Por Sebastião Nicomedes
Latidos.
Quando encosta um Santana cor escura, desce gente do banco do carona. Descem os do banco de trás.
A cachorrada e cães eriçados, num alvoroço como nunca jamais viu antes.
Fazia muito frio.
O Anjo. esfregando os braços, soprando bafo quente. Brincando de fazer fumaça.
E foi quando reparou na filha da Maria Louca dando uns chacoalhões na mãe.
Chama atenção a quantidade de cachorros. Elas duas têm, sete… oito vira latas.
– Mãnheee! Acorda mãe, pelo amor de Deus!
– Que? – Temos que fugir daqui. Depressa.
Nem deu tempo de racionar, de arrumar as coisas. Catar o carrinho de mercado com as tralhas que tinha dentro. Reunir a cachorrada.
Saíram atropelando o que tinha pela frente. Fugindo e dando o alarme: mete o pé.
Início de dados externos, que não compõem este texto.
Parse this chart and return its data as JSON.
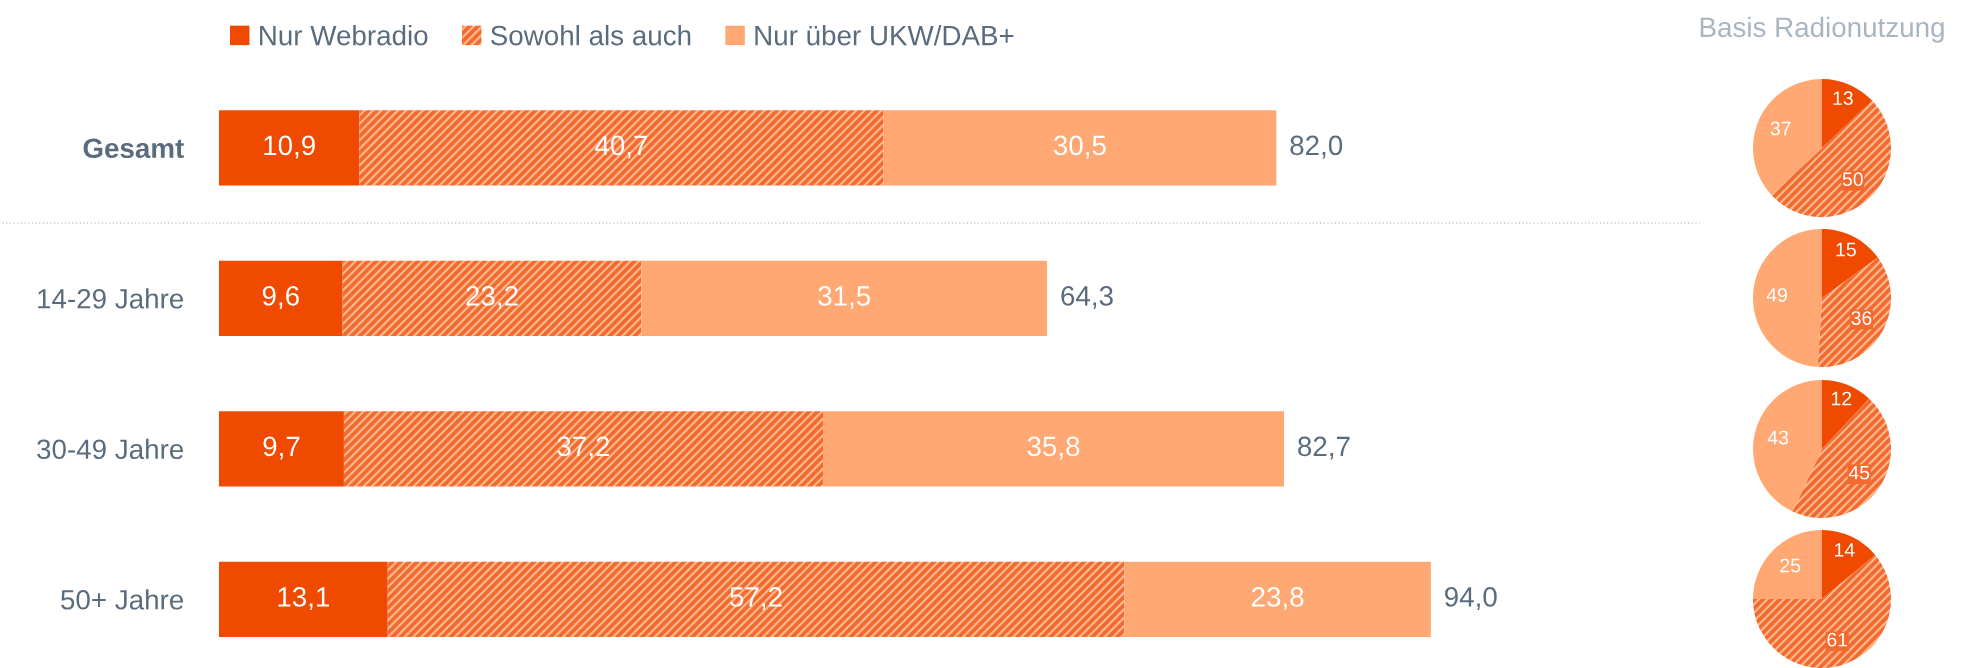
{
  "chart_data": [
    {
      "type": "bar",
      "orientation": "horizontal",
      "stacked": true,
      "categories": [
        "Gesamt",
        "14-29 Jahre",
        "30-49 Jahre",
        "50+ Jahre"
      ],
      "xlim": [
        0,
        115
      ],
      "tick_labels": "y",
      "legend": "top left",
      "grid": false,
      "series": [
        {
          "name": "Nur Webradio",
          "color": "#f04a00",
          "values": [
            10.9,
            9.6,
            9.7,
            13.1
          ],
          "value_labels": [
            "10,9",
            "9,6",
            "9,7",
            "13,1"
          ]
        },
        {
          "name": "Sowohl als auch",
          "color": "#f26a2e",
          "values": [
            40.7,
            23.2,
            37.2,
            57.2
          ],
          "value_labels": [
            "40,7",
            "23,2",
            "37,2",
            "57,2"
          ]
        },
        {
          "name": "Nur über UKW/DAB+",
          "color": "#ffa873",
          "values": [
            30.5,
            31.5,
            35.8,
            23.8
          ],
          "value_labels": [
            "30,5",
            "31,5",
            "35,8",
            "23,8"
          ]
        }
      ],
      "totals": [
        "82,0",
        "64,3",
        "82,7",
        "94,0"
      ]
    },
    {
      "type": "pie",
      "title": "Basis Radionutzung",
      "categories": [
        null,
        null,
        null
      ],
      "values": [
        13,
        50,
        37
      ],
      "colors": [
        "#f04a00",
        "#f26a2e",
        "#ffa873"
      ],
      "data_labels": true
    },
    {
      "type": "pie",
      "categories": [
        null,
        null,
        null
      ],
      "values": [
        15,
        36,
        49
      ],
      "colors": [
        "#f04a00",
        "#f26a2e",
        "#ffa873"
      ],
      "data_labels": true
    },
    {
      "type": "pie",
      "categories": [
        null,
        null,
        null
      ],
      "values": [
        12,
        45,
        43
      ],
      "colors": [
        "#f04a00",
        "#f26a2e",
        "#ffa873"
      ],
      "data_labels": true
    },
    {
      "type": "pie",
      "categories": [
        null,
        null,
        null
      ],
      "values": [
        14,
        61,
        25
      ],
      "colors": [
        "#f04a00",
        "#f26a2e",
        "#ffa873"
      ],
      "data_labels": true
    }
  ]
}
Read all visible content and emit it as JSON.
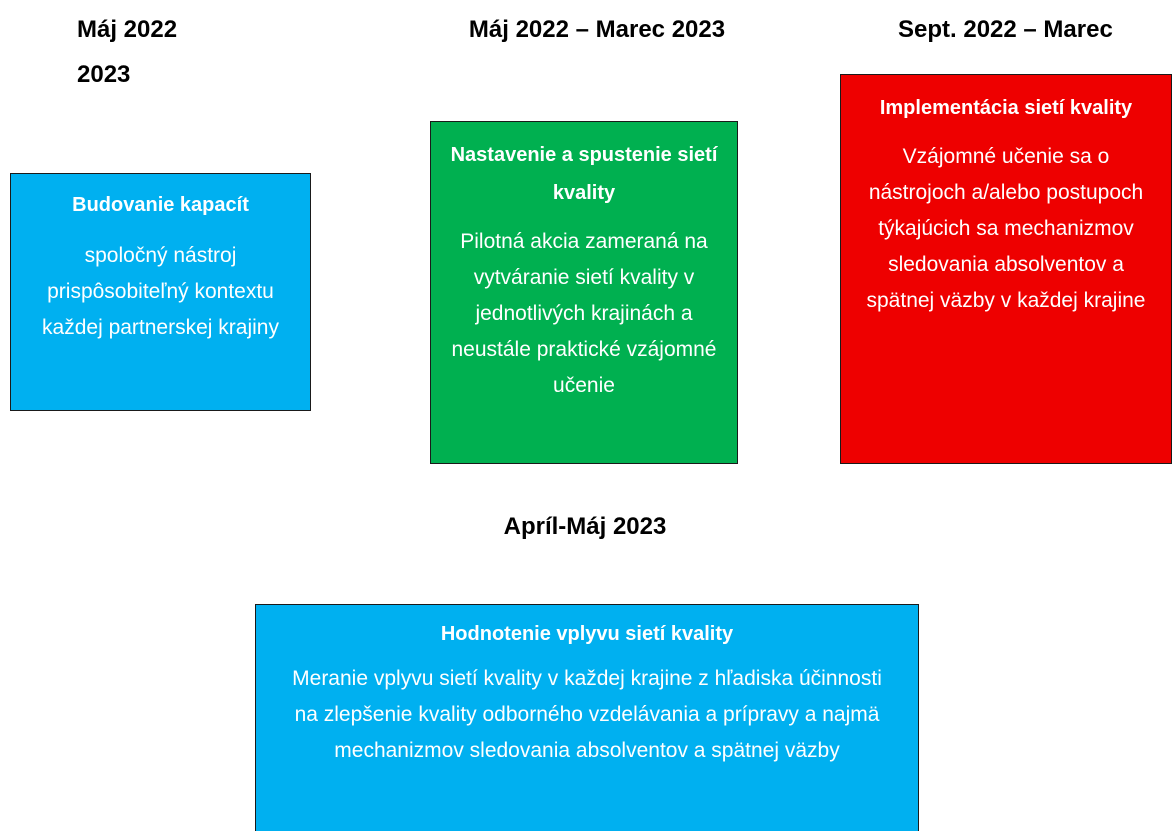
{
  "phases": [
    {
      "date_lines": [
        "Máj 2022",
        "2023"
      ],
      "title": "Budovanie kapacít",
      "description": "spoločný nástroj prispôsobiteľný kontextu každej partnerskej krajiny"
    },
    {
      "date_lines": [
        "Máj 2022 – Marec 2023"
      ],
      "title": "Nastavenie a spustenie sietí kvality",
      "description": "Pilotná akcia zameraná na vytváranie sietí kvality v jednotlivých krajinách a neustále praktické vzájomné učenie"
    },
    {
      "date_lines": [
        "Sept. 2022 – Marec"
      ],
      "title": "Implementácia sietí kvality",
      "description": "Vzájomné učenie sa o nástrojoch a/alebo postupoch týkajúcich sa mechanizmov sledovania absolventov a spätnej väzby v každej krajine"
    },
    {
      "date_lines": [
        "Apríl-Máj 2023"
      ],
      "title": "Hodnotenie vplyvu sietí kvality",
      "description": "Meranie vplyvu sietí kvality v každej krajine z hľadiska účinnosti na zlepšenie kvality odborného vzdelávania a prípravy a najmä mechanizmov sledovania absolventov a spätnej väzby"
    }
  ]
}
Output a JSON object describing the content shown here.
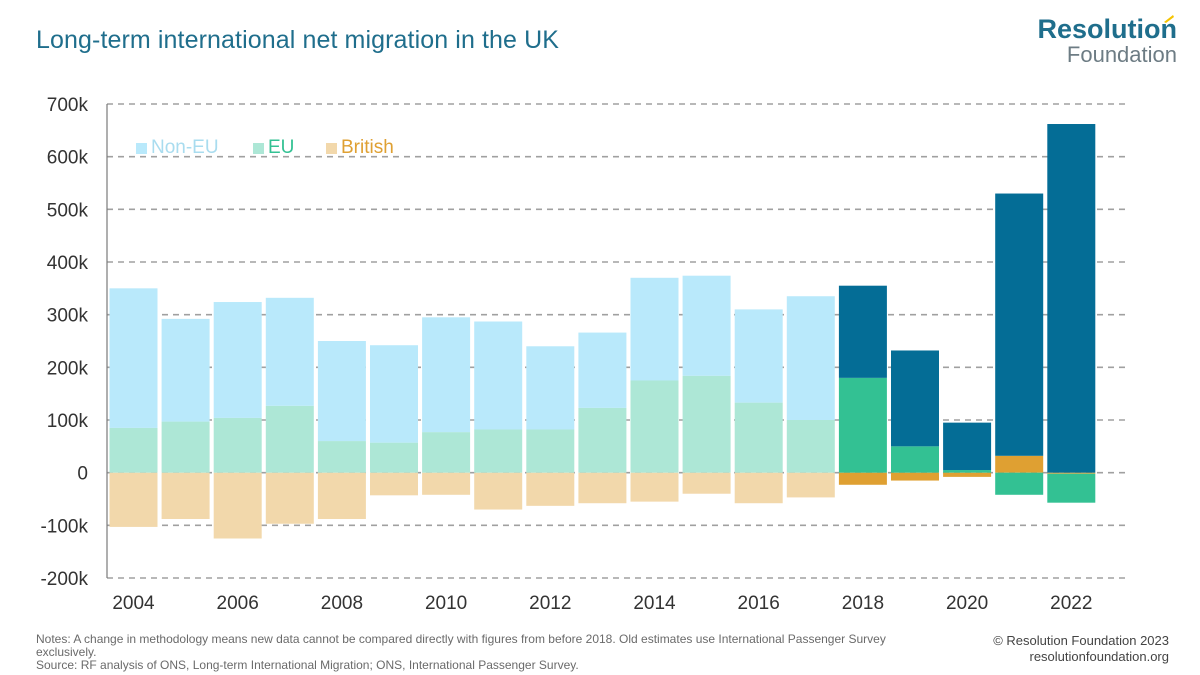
{
  "header": {
    "title": "Long-term international net migration in the UK",
    "logo_main": "Resolution",
    "logo_sub": "Foundation"
  },
  "footer": {
    "notes_line1": "Notes: A change in methodology means new data cannot be compared directly with figures from before 2018. Old estimates use International Passenger Survey exclusively.",
    "source": "Source: RF analysis of ONS, Long-term International Migration; ONS, International Passenger Survey.",
    "copyright": "© Resolution Foundation 2023",
    "website": "resolutionfoundation.org"
  },
  "colors": {
    "non_eu_old": "#b9e9fb",
    "eu_old": "#ade7d6",
    "british_old": "#f2d8ab",
    "non_eu_new": "#046d96",
    "eu_new": "#33c193",
    "british_new": "#dfa032",
    "grid": "#a0a0a0",
    "axis_text": "#333333"
  },
  "chart_data": {
    "type": "bar",
    "stacked": true,
    "categories": [
      "2004",
      "2005",
      "2006",
      "2007",
      "2008",
      "2009",
      "2010",
      "2011",
      "2012",
      "2013",
      "2014",
      "2015",
      "2016",
      "2017",
      "2018",
      "2019",
      "2020",
      "2021",
      "2022"
    ],
    "x_tick_labels": [
      "2004",
      "2006",
      "2008",
      "2010",
      "2012",
      "2014",
      "2016",
      "2018",
      "2020",
      "2022"
    ],
    "y_tick_labels": [
      "700k",
      "600k",
      "500k",
      "400k",
      "300k",
      "200k",
      "100k",
      "0",
      "-100k",
      "-200k"
    ],
    "ylim": [
      -200000,
      700000
    ],
    "ystep": 100000,
    "grid": "horizontal dashed",
    "legend_placement": "top-left",
    "methodology_change_from": "2018",
    "series": [
      {
        "name": "Non-EU",
        "values": [
          265000,
          195000,
          220000,
          205000,
          190000,
          185000,
          218000,
          205000,
          158000,
          143000,
          195000,
          190000,
          177000,
          235000,
          175000,
          182000,
          90000,
          498000,
          662000
        ]
      },
      {
        "name": "EU",
        "values": [
          85000,
          97000,
          104000,
          127000,
          60000,
          57000,
          77000,
          82000,
          82000,
          123000,
          175000,
          184000,
          133000,
          100000,
          180000,
          50000,
          5000,
          -42000,
          -55000
        ]
      },
      {
        "name": "British",
        "values": [
          -103000,
          -88000,
          -125000,
          -97000,
          -88000,
          -43000,
          -42000,
          -70000,
          -63000,
          -58000,
          -55000,
          -40000,
          -58000,
          -47000,
          -23000,
          -15000,
          -8000,
          32000,
          -2000
        ]
      }
    ]
  }
}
E, de repente, repetiam por toda a #PraçadaSé e os arredores:
– Mete o pé, maloca!
Os que ficavam para trás entraram e desespero.
De repente o triângulo #CentroHistórico de #SãoPaulo era uma correria generalizada dos #semteto.
Pegos de surpresa. Sem um plano de fuga. Para onde ir?
Em meio ao salve se que puder, o Anjo saiu também em disparada. Berrando aos quatro cantos:
– Fujam. Estão matando #moradorderua. Fujam!
Ele mancando da perna, com a fisgada que sofreu a virilha, preocupado. Cuidando em não perder de vista as duas Marias e os cães.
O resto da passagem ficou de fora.